With the optimization, the subtree with root 1 will not be searched further, as it cannot contain 3. 3 is in another subtree. I agree that a linear search (as opposed to a recursive one) can give a wrong answer.
lee over 7 years

@JamesSanders It is true in all cases, even for a linear search. The complete binary tree will have the value 3 as a left child of 4, and 1 will be at same height as 4. Even if you are doing a linear search, the optimization says that 4 > 3, thus you must, at a minimum, compare the children of 4, in addition to all other elements at the same height as 4.
Xwtek over 4 years

@finnw you can make the item in heap and BST reference each other.
Prof.Chaos over 2 years

Can you please elaborate on this response? Search in a heap should always take O(n), and there is no such thing as a sorted heap.
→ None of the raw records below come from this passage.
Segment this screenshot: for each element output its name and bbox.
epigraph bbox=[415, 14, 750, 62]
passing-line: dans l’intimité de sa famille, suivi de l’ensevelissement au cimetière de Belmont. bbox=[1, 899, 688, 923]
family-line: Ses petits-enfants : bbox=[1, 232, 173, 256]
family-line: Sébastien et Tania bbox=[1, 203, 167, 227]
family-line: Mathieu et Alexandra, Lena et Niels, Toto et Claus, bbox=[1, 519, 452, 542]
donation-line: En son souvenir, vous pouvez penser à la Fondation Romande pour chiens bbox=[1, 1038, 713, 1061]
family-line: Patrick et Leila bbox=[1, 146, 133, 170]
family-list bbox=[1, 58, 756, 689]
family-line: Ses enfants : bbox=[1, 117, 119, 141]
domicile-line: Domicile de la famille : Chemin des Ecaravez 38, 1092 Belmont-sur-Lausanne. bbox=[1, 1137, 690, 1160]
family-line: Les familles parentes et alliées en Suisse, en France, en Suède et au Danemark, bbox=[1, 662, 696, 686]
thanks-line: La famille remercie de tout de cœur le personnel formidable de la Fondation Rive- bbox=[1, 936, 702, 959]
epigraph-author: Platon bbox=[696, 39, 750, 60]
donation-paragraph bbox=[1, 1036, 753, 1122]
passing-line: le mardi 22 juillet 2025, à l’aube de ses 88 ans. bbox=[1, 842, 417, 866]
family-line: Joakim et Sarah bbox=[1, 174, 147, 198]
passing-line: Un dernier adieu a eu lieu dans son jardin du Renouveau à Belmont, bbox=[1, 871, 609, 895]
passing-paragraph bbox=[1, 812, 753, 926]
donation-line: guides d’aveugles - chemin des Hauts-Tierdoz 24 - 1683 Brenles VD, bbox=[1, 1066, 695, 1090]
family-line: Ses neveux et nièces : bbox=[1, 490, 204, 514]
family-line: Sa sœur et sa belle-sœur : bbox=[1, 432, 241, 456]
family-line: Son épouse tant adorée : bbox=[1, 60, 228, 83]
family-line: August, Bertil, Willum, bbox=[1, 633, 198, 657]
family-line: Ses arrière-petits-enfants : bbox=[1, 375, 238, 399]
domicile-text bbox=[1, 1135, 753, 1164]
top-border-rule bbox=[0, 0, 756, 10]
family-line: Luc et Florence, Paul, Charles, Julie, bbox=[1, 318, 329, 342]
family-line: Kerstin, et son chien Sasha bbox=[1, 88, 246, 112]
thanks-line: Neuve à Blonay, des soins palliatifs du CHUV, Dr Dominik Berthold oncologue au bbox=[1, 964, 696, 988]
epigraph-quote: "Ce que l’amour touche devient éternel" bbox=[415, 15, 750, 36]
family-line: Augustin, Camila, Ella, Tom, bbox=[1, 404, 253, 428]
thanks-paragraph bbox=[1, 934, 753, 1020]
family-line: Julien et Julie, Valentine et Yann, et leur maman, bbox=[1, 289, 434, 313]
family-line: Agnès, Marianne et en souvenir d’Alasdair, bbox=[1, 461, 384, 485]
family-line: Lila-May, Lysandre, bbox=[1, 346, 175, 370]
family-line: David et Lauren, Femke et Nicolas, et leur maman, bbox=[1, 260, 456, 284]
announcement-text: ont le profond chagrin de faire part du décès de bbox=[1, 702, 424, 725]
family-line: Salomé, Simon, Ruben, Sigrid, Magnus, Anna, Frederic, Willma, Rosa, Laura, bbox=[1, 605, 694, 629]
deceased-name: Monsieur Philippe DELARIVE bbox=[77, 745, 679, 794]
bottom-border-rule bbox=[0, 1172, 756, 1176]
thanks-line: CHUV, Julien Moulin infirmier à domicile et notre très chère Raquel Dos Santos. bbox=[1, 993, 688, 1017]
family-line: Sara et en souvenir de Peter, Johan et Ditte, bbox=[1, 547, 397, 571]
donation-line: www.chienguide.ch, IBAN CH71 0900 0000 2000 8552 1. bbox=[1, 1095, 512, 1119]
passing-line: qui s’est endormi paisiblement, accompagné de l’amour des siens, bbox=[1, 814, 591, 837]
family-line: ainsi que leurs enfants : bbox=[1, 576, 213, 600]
I believe what you mean is a sorted array -- which you might of course also do with heap, i.e., via heap search. So your log(n) response is just very odd as it has, I believe, nothing to do with heaps at all. You essentially just say that searching in a sorted array takes O(log(n)), which is just massively missing the point.
etang over 2 years

@AnonymMus How to derive N/2 average search time?